クロード・シモン「フランドルへの道」を読みながら浮かぶSWOその他

徹底したニヒリズム。コツコツと鳴る音は時間感覚を狂わせる。
雨の音。パラパラと。次第に雨粒ひとつひとつの音は聞こえなくなり、ただ、非断続的なホワイトノイズ。
その連続性、一様性は別極の沈黙の様な「目にも見えず、非物質的ではじめも終わりも無い、目印も無い時間の流れそのもの」←それが個々の選ぶサイン波によって成り立っているという事。
個人がその中でどう抗おうとも、その一様性の中に飲まれてしまう。

そしてそのぽっかりと浮いた時間の中に自分があるということ。目は何も見ず、耳は何も聞かず、爆音の沈黙の中。

その瞬間、瞬間のスナップショット(という言い方は冗長、スナップショットは瞬間)。印象。貴重なその「瞬間」の印象。

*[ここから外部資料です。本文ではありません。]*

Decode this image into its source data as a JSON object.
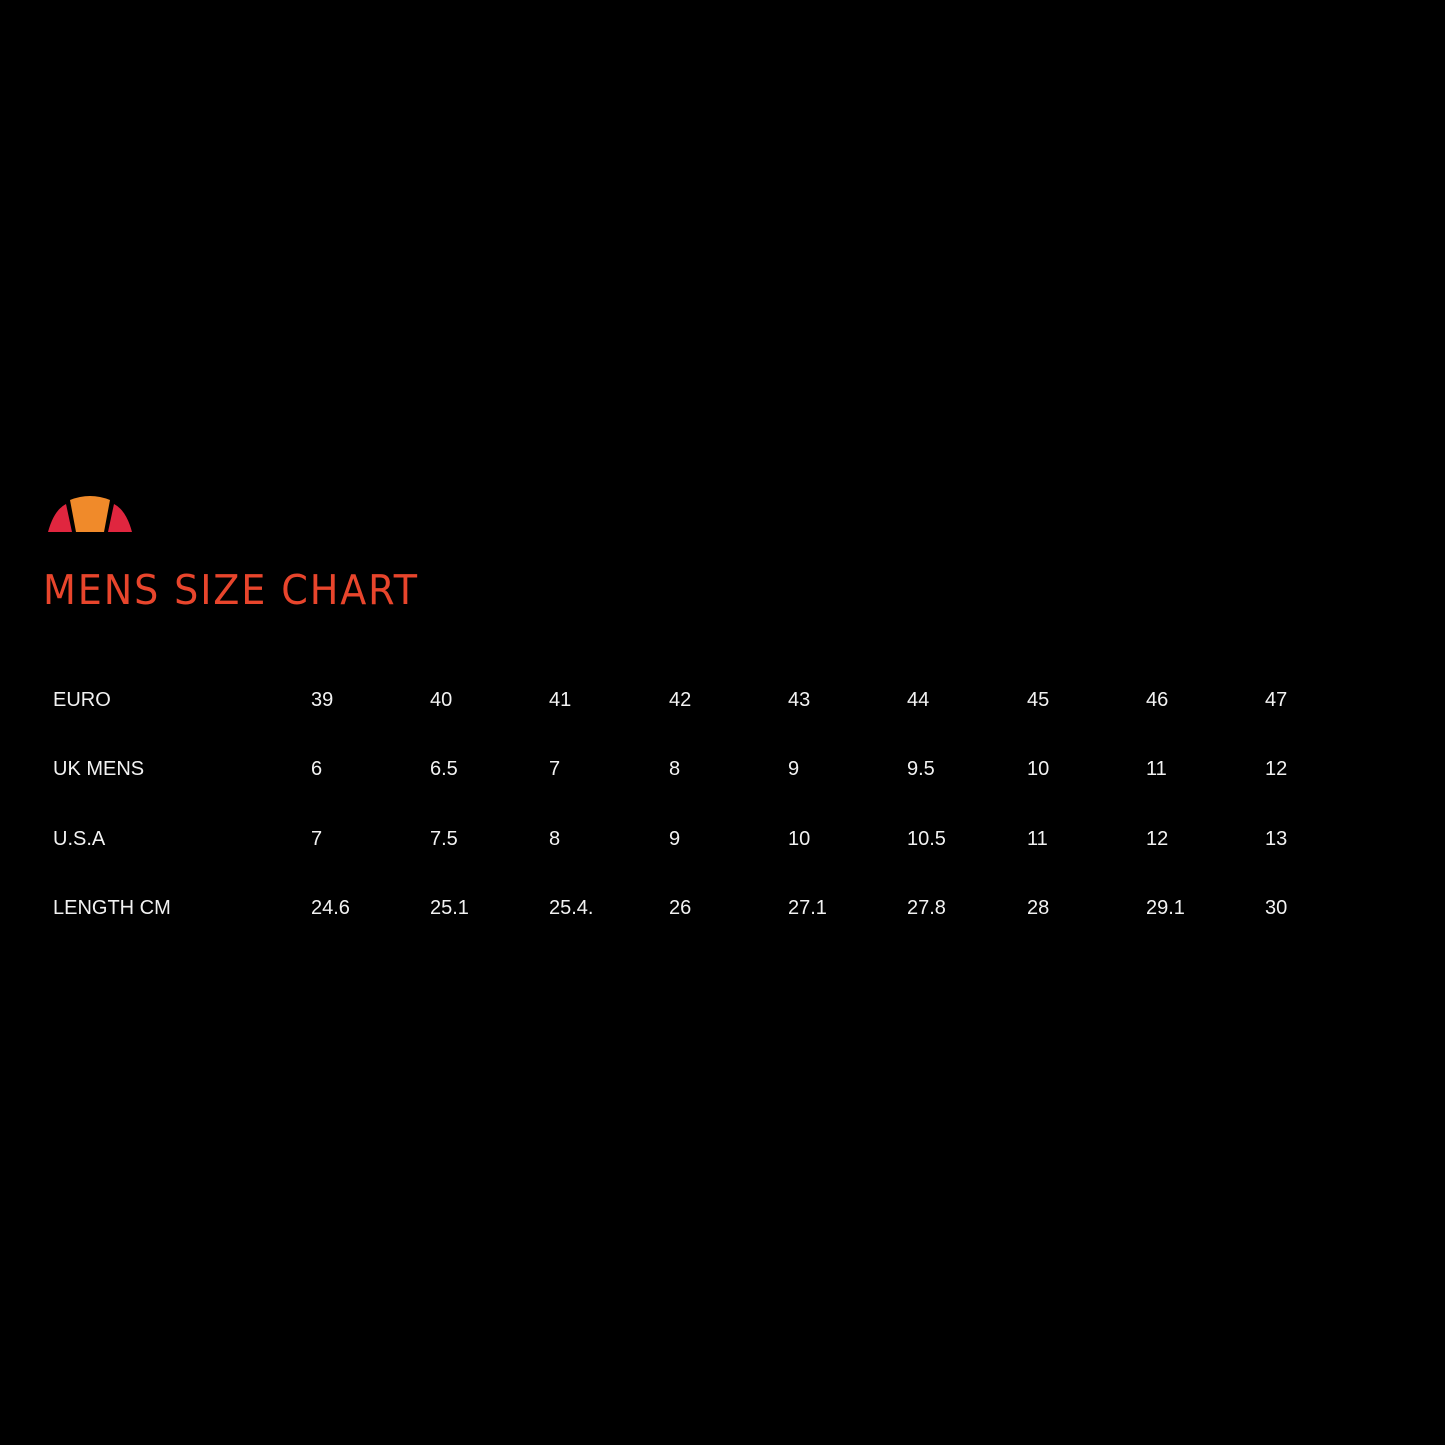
{
  "brand": {
    "logo": "ellesse half-ball logo",
    "colors": {
      "orange": "#f08a2a",
      "red": "#e0263f"
    }
  },
  "title": "MENS SIZE CHART",
  "title_color": "#e8452c",
  "table": {
    "rows": [
      {
        "label": "EURO",
        "values": [
          "39",
          "40",
          "41",
          "42",
          "43",
          "44",
          "45",
          "46",
          "47"
        ]
      },
      {
        "label": "UK MENS",
        "values": [
          "6",
          "6.5",
          "7",
          "8",
          "9",
          "9.5",
          "10",
          "11",
          "12"
        ]
      },
      {
        "label": "U.S.A",
        "values": [
          "7",
          "7.5",
          "8",
          "9",
          "10",
          "10.5",
          "11",
          "12",
          "13"
        ]
      },
      {
        "label": "LENGTH CM",
        "values": [
          "24.6",
          "25.1",
          "25.4.",
          "26",
          "27.1",
          "27.8",
          "28",
          "29.1",
          "30"
        ]
      }
    ]
  }
}
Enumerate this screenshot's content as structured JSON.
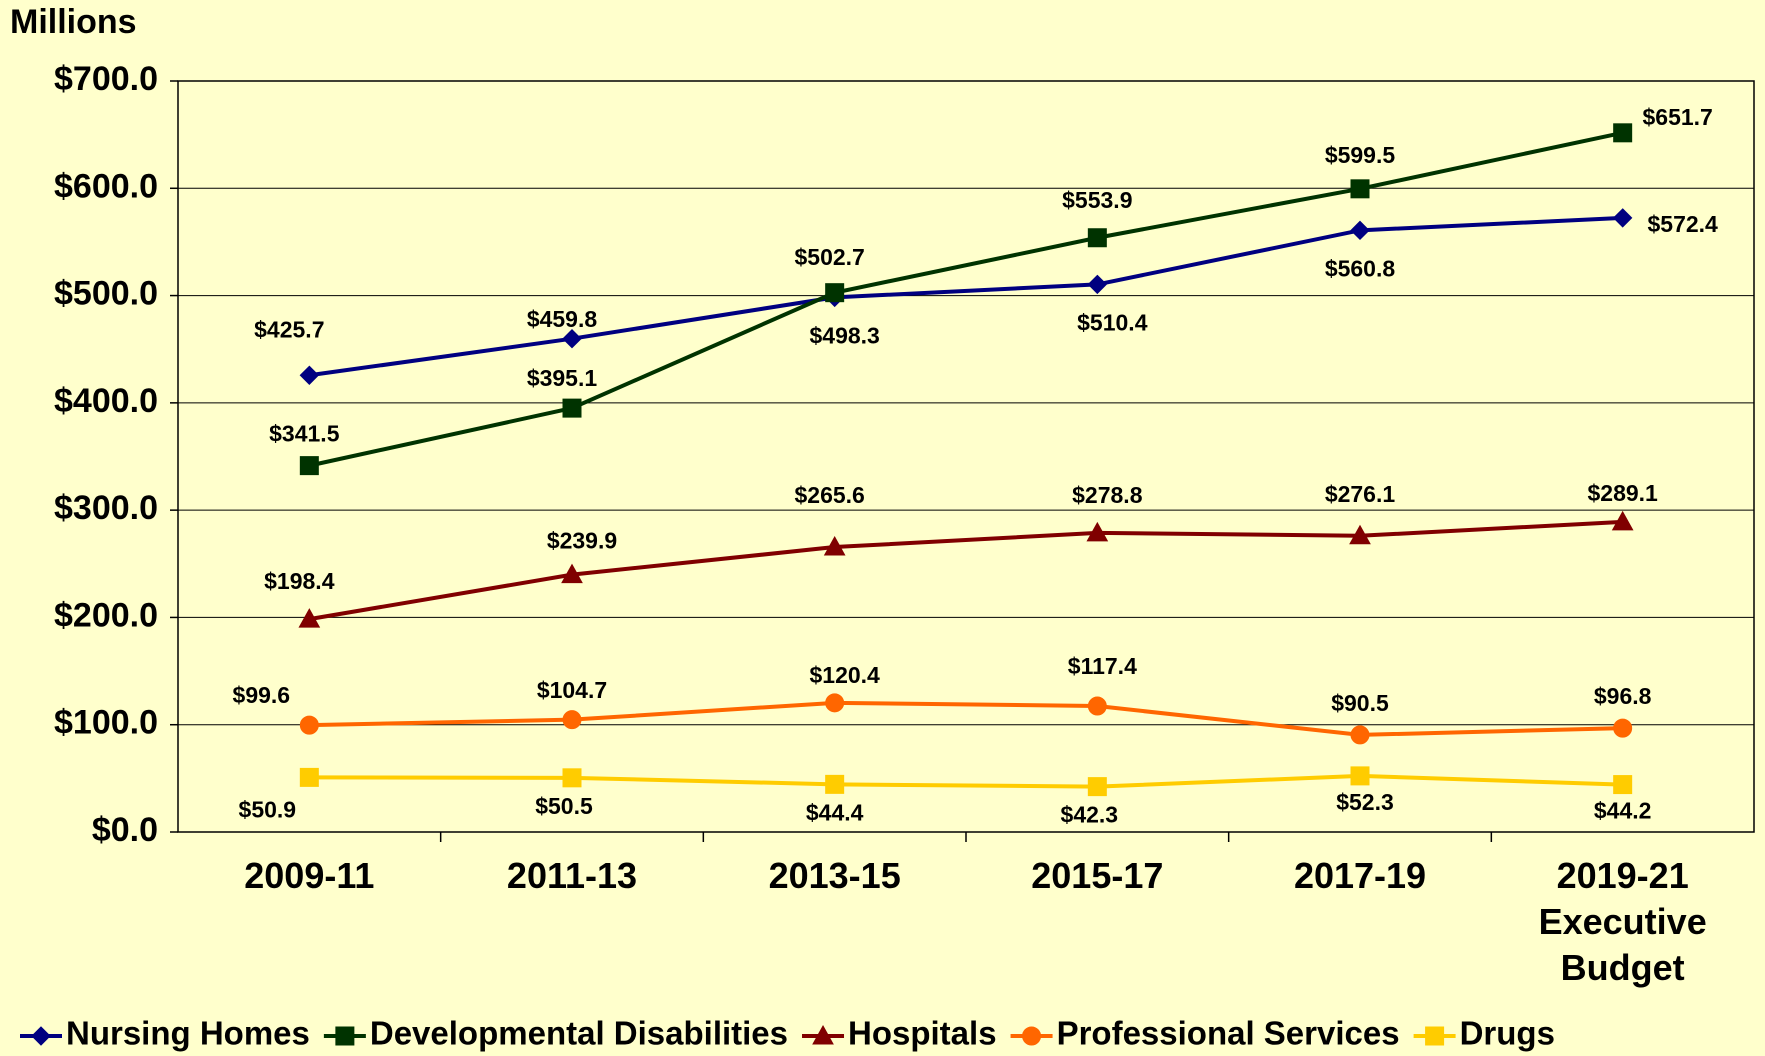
{
  "chart_data": {
    "type": "line",
    "y_label": "Millions",
    "categories": [
      "2009-11",
      "2011-13",
      "2013-15",
      "2015-17",
      "2017-19",
      "2019-21 Executive Budget"
    ],
    "series": [
      {
        "name": "Nursing Homes",
        "color": "#000080",
        "marker": "diamond",
        "values": [
          425.7,
          459.8,
          498.3,
          510.4,
          560.8,
          572.4
        ],
        "value_labels": [
          "$425.7",
          "$459.8",
          "$498.3",
          "$510.4",
          "$560.8",
          "$572.4"
        ]
      },
      {
        "name": "Developmental Disabilities",
        "color": "#003300",
        "marker": "square",
        "values": [
          341.5,
          395.1,
          502.7,
          553.9,
          599.5,
          651.7
        ],
        "value_labels": [
          "$341.5",
          "$395.1",
          "$502.7",
          "$553.9",
          "$599.5",
          "$651.7"
        ]
      },
      {
        "name": "Hospitals",
        "color": "#800000",
        "marker": "triangle",
        "values": [
          198.4,
          239.9,
          265.6,
          278.8,
          276.1,
          289.1
        ],
        "value_labels": [
          "$198.4",
          "$239.9",
          "$265.6",
          "$278.8",
          "$276.1",
          "$289.1"
        ]
      },
      {
        "name": "Professional Services",
        "color": "#ff6600",
        "marker": "circle",
        "values": [
          99.6,
          104.7,
          120.4,
          117.4,
          90.5,
          96.8
        ],
        "value_labels": [
          "$99.6",
          "$104.7",
          "$120.4",
          "$117.4",
          "$90.5",
          "$96.8"
        ]
      },
      {
        "name": "Drugs",
        "color": "#ffcc00",
        "marker": "square",
        "values": [
          50.9,
          50.5,
          44.4,
          42.3,
          52.3,
          44.2
        ],
        "value_labels": [
          "$50.9",
          "$50.5",
          "$44.4",
          "$42.3",
          "$52.3",
          "$44.2"
        ]
      }
    ],
    "ylim": [
      0,
      700
    ],
    "yticks": [
      {
        "value": 0,
        "label": "$0.0"
      },
      {
        "value": 100,
        "label": "$100.0"
      },
      {
        "value": 200,
        "label": "$200.0"
      },
      {
        "value": 300,
        "label": "$300.0"
      },
      {
        "value": 400,
        "label": "$400.0"
      },
      {
        "value": 500,
        "label": "$500.0"
      },
      {
        "value": 600,
        "label": "$600.0"
      },
      {
        "value": 700,
        "label": "$700.0"
      }
    ],
    "grid": true,
    "legend": "bottom"
  }
}
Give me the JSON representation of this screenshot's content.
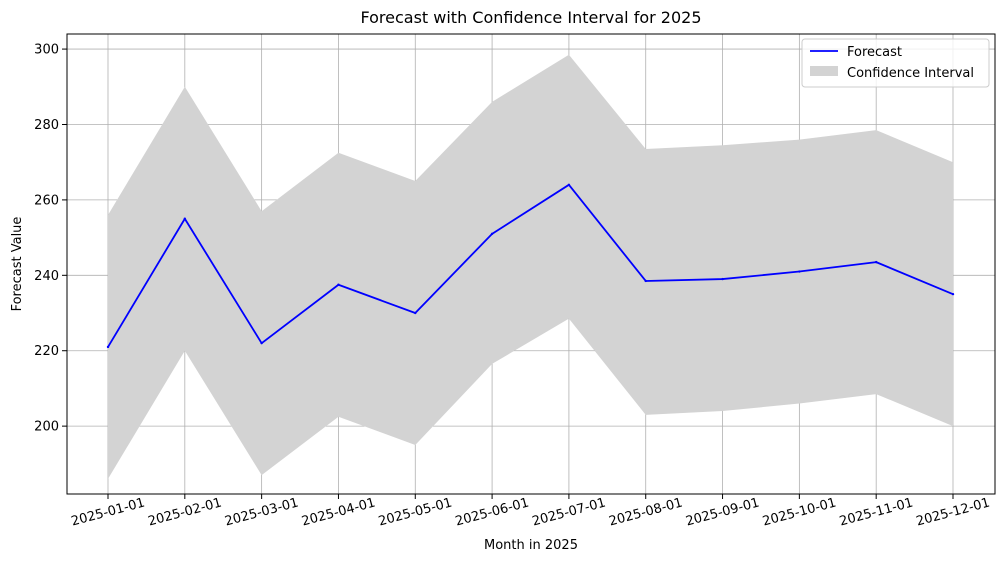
{
  "chart_data": {
    "type": "line",
    "title": "Forecast with Confidence Interval for 2025",
    "xlabel": "Month in 2025",
    "ylabel": "Forecast Value",
    "categories": [
      "2025-01-01",
      "2025-02-01",
      "2025-03-01",
      "2025-04-01",
      "2025-05-01",
      "2025-06-01",
      "2025-07-01",
      "2025-08-01",
      "2025-09-01",
      "2025-10-01",
      "2025-11-01",
      "2025-12-01"
    ],
    "series": [
      {
        "name": "Forecast",
        "values": [
          221,
          255,
          222,
          237.5,
          230,
          251,
          264,
          238.5,
          239,
          241,
          243.5,
          235
        ],
        "color": "#0000ff"
      }
    ],
    "confidence_interval": {
      "name": "Confidence Interval",
      "lower": [
        186,
        220,
        187,
        202.5,
        195,
        216.5,
        228.5,
        203,
        204,
        206,
        208.5,
        200
      ],
      "upper": [
        256,
        290,
        257,
        272.5,
        265,
        286,
        298.5,
        273.5,
        274.5,
        276,
        278.5,
        270
      ],
      "color": "#d3d3d3"
    },
    "ylim": [
      182,
      304
    ],
    "yticks": [
      200,
      220,
      240,
      260,
      280,
      300
    ],
    "grid": true,
    "legend_position": "top-right"
  }
}
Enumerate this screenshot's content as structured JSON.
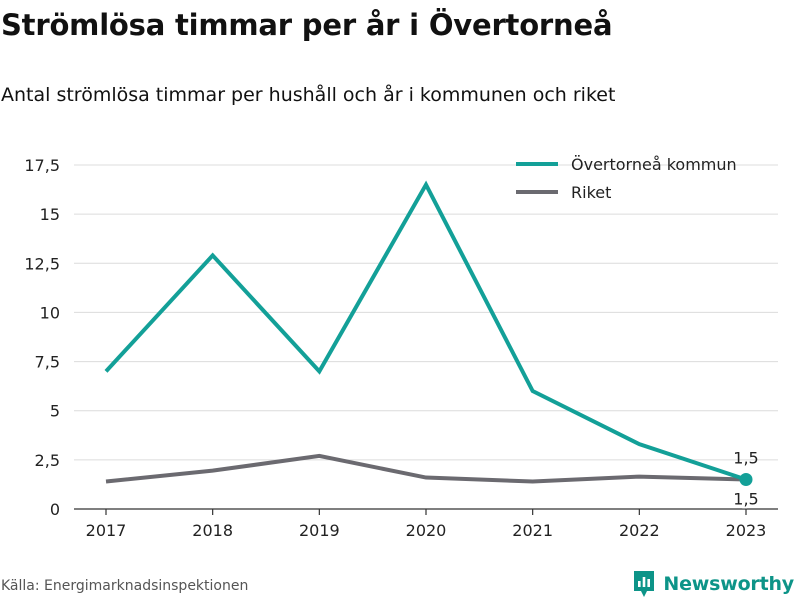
{
  "chart_data": {
    "type": "line",
    "title": "Strömlösa timmar per år i Övertorneå",
    "subtitle": "Antal strömlösa timmar per hushåll och år i kommunen och riket",
    "categories": [
      "2017",
      "2018",
      "2019",
      "2020",
      "2021",
      "2022",
      "2023"
    ],
    "series": [
      {
        "name": "Övertorneå kommun",
        "color": "#13a098",
        "values": [
          7.0,
          12.9,
          7.0,
          16.5,
          6.0,
          3.3,
          1.5
        ]
      },
      {
        "name": "Riket",
        "color": "#6b6a70",
        "values": [
          1.4,
          1.95,
          2.7,
          1.6,
          1.4,
          1.65,
          1.5
        ]
      }
    ],
    "ylim": [
      0,
      17.5
    ],
    "yticks": [
      "0",
      "2,5",
      "5",
      "7,5",
      "10",
      "12,5",
      "15",
      "17,5"
    ],
    "data_labels": [
      "1,5",
      "1,5"
    ],
    "grid": true,
    "legend": "top-right"
  },
  "source": "Källa: Energimarknadsinspektionen",
  "brand": {
    "name": "Newsworthy",
    "icon": "newsworthy-logo-icon",
    "color": "#0d9488"
  }
}
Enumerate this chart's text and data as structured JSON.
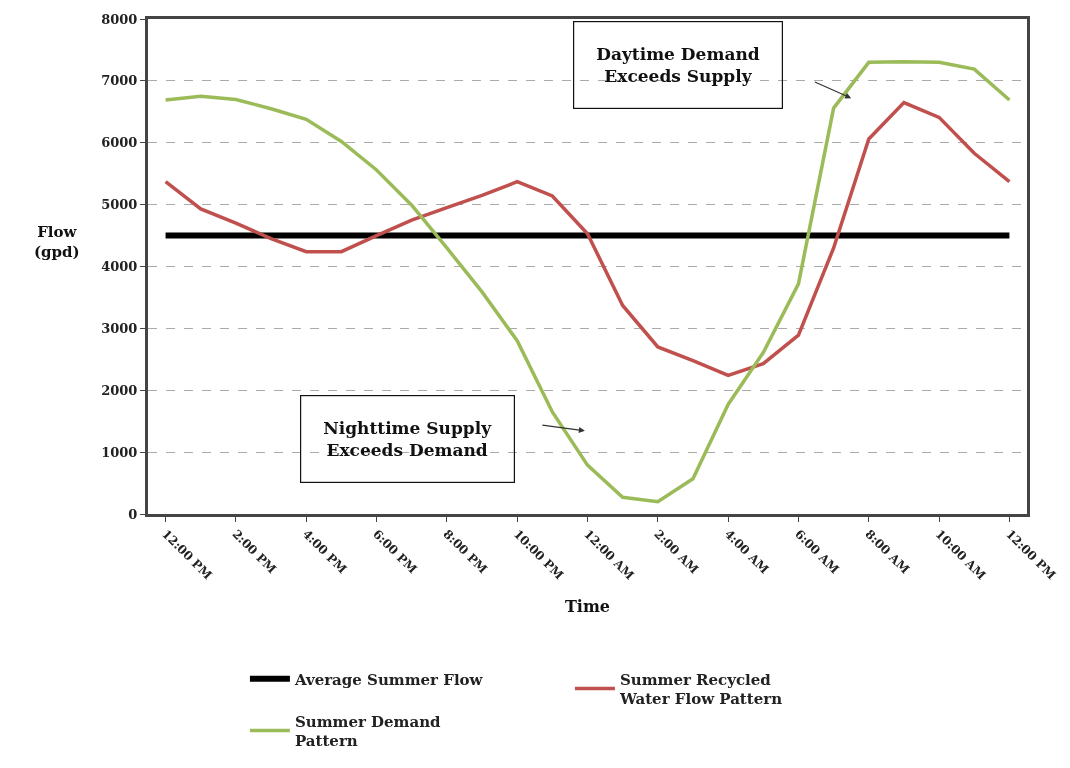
{
  "chart_data": {
    "type": "line",
    "xlabel": "Time",
    "ylabel": "Flow\n(gpd)",
    "categories": [
      "12:00 PM",
      null,
      "2:00 PM",
      null,
      "4:00 PM",
      null,
      "6:00 PM",
      null,
      "8:00 PM",
      null,
      "10:00 PM",
      null,
      "12:00 AM",
      null,
      "2:00 AM",
      null,
      "4:00 AM",
      null,
      "6:00 AM",
      null,
      "8:00 AM",
      null,
      "10:00 AM",
      null,
      "12:00 PM"
    ],
    "series": [
      {
        "name": "Average Summer Flow",
        "color": "#000000",
        "values": [
          4500,
          4500,
          4500,
          4500,
          4500,
          4500,
          4500,
          4500,
          4500,
          4500,
          4500,
          4500,
          4500,
          4500,
          4500,
          4500,
          4500,
          4500,
          4500,
          4500,
          4500,
          4500,
          4500,
          4500,
          4500
        ]
      },
      {
        "name": "Summer Recycled\nWater Flow Pattern",
        "color": "#c0504d",
        "values": [
          5370,
          4930,
          4700,
          4450,
          4240,
          4240,
          4500,
          4750,
          4950,
          5150,
          5370,
          5140,
          4530,
          3370,
          2700,
          2480,
          2240,
          2430,
          2890,
          4300,
          6060,
          6650,
          6410,
          5830,
          5370
        ]
      },
      {
        "name": "Summer Demand\nPattern",
        "color": "#9bbb59",
        "values": [
          6690,
          6750,
          6700,
          6550,
          6380,
          6020,
          5560,
          4990,
          4300,
          3590,
          2800,
          1650,
          790,
          270,
          200,
          570,
          1770,
          2610,
          3720,
          6560,
          7300,
          7310,
          7300,
          7190,
          6690
        ]
      }
    ],
    "ylim": [
      0,
      8000
    ],
    "yticks": [
      0,
      1000,
      2000,
      3000,
      4000,
      5000,
      6000,
      7000,
      8000
    ],
    "grid": "y",
    "legend": "bottom",
    "marker": "none",
    "line_style": "solid",
    "annotations": [
      "Daytime Demand\nExceeds Supply",
      "Nighttime Supply\nExceeds Demand"
    ]
  }
}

うん、それはロードームービーというか、疲れ果てた末の断片化された記憶、というよりもその瞬間瞬間そのもので。
ともすれば、「それ」をしたことさえ、次の今には忘れていて、何度もその瞬間を繰り返してしまうのに似ている。

時間軸、というよりも、その瞬間瞬間をとらえる事。